Perhaps the most egregious example of this habit arrived this spring, when the court struck down two proposed ballot initiatives that would have legalized recreational marijuana. In its first decision, the conservative majority relied on the risible reasoning that the initiative was “misleading” because it did not explicitly state that marijuana would remain illegal on the federal level. In its second decision, the same majority struck a ballot initiative that would have legalized marijuana “for limited use.” According to the court, the phrase “limited use” was “misleading” because the amendment itself did not expressly limit the amount of cannabis that an adult could personally consume. Under precedent, the Florida Supreme Court is only allowed to shoot down proposed ballot initiatives under the most extreme circumstances. But this court flyspecked the marijuana proposals in blatant bad faith. In 2020, it struck a proposed initiative banning assault weapons using a similarly nitpicky justification.

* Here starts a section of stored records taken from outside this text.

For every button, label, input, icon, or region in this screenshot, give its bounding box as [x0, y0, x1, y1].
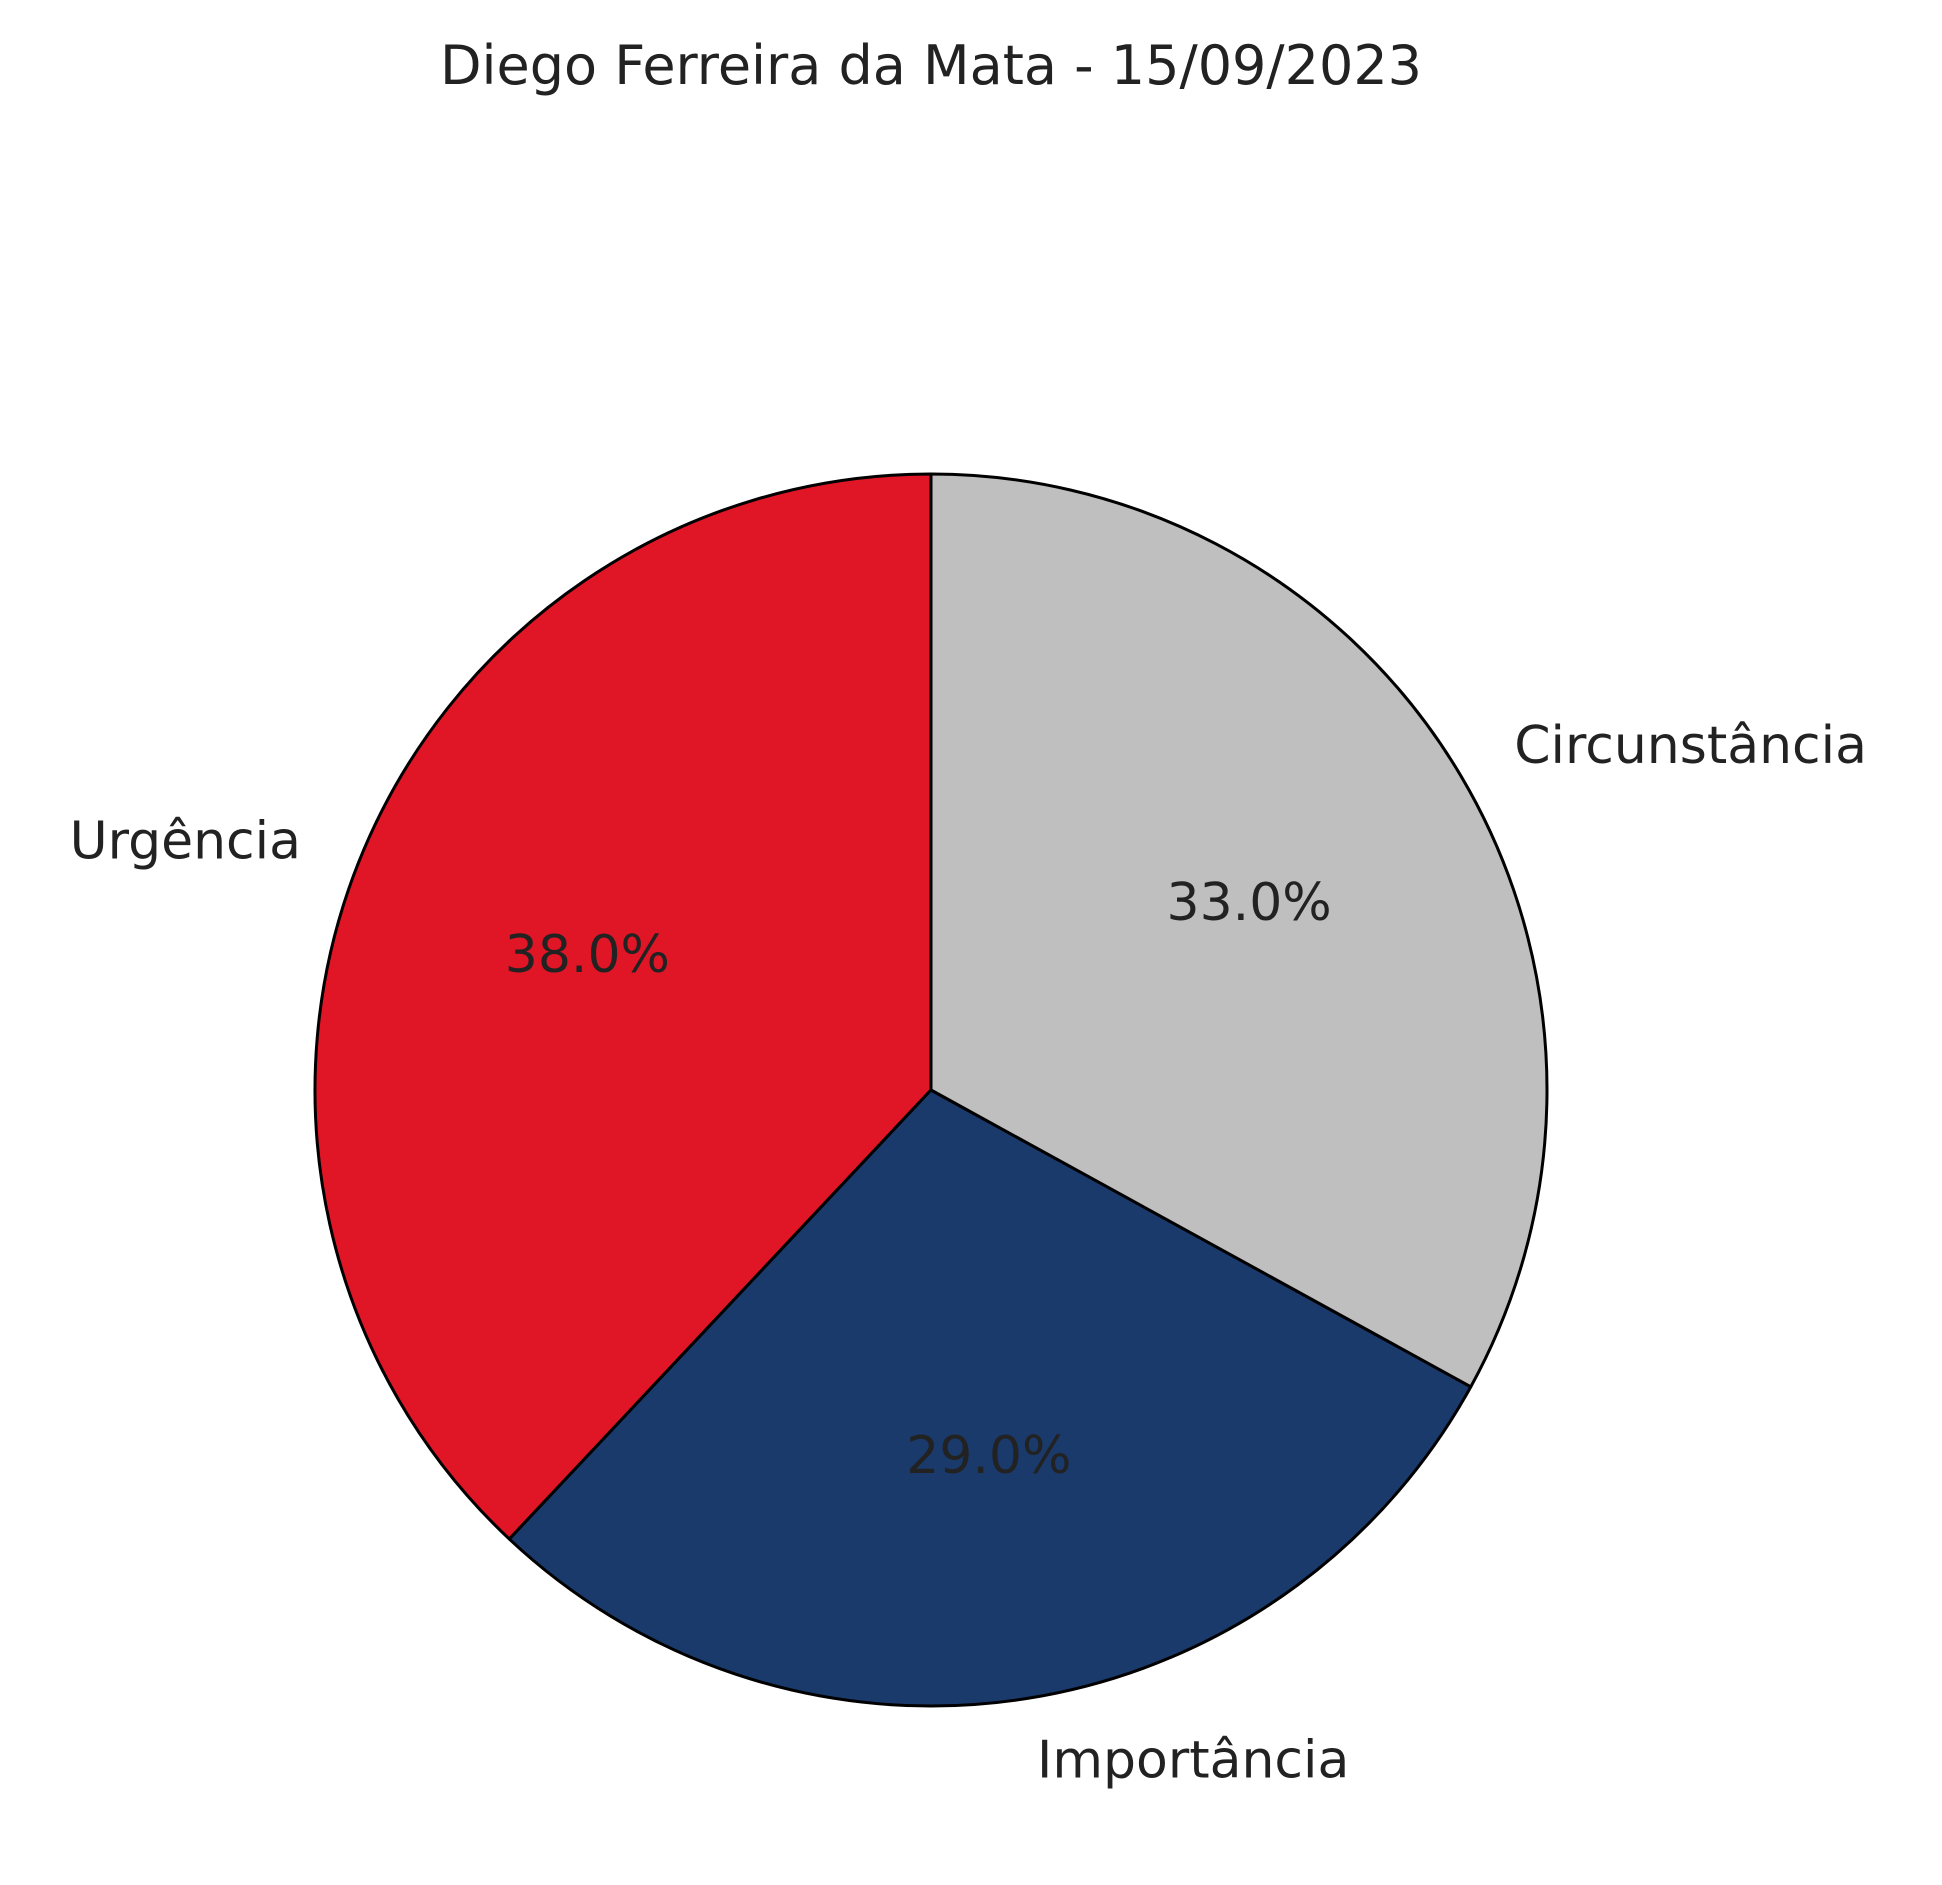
pie-slice-circunstancia: [929, 472, 1549, 1389]
percent-label-urgencia: 38.0%: [505, 925, 670, 985]
pie-slice-urgencia: [313, 472, 933, 1541]
slice-label-urgencia: Urgência: [70, 812, 301, 872]
chart-title: Diego Ferreira da Mata - 15/09/2023: [440, 34, 1422, 97]
pie-labels: Urgência 38.0% Importância 29.0% Circunstânc…: [70, 716, 1867, 1790]
percent-label-circunstancia: 33.0%: [1167, 873, 1332, 933]
pie-slices: [313, 472, 1549, 1708]
pie-slice-importancia: [507, 1088, 1473, 1708]
slice-label-circunstancia: Circunstância: [1514, 716, 1867, 776]
slice-label-importancia: Importância: [1037, 1730, 1349, 1790]
percent-label-importancia: 29.0%: [906, 1426, 1071, 1486]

If this is how the court treats proposed amendments, why should anyone expect it to give more deference to those that have already passed? Sure, the progressive rulings that settled last decade’s redistricting remain precedent. But the conservative justices have essentially abolished the doctrine of stare decisis, or respect for precedent, so it can ignore or overrule those earlier decisions. Moreover, DeSantis has suggested that he appointed justices who will trash their predecessors’ liberal legacy and toe the line on gerrymandering. Federalist Society judges, like the GOP, tend to despise judicial intervention in redistricting, seeing it as an affront to state legislatures’ constitutional authority. DeSantis seems to have done everything in his power to ensure that the Florida Supreme Court’s far-right bloc shares this view. If his justices are as biased as he hopes, their court may let Florida Republicans draw as many gerrymandered districts as it takes to seize the House.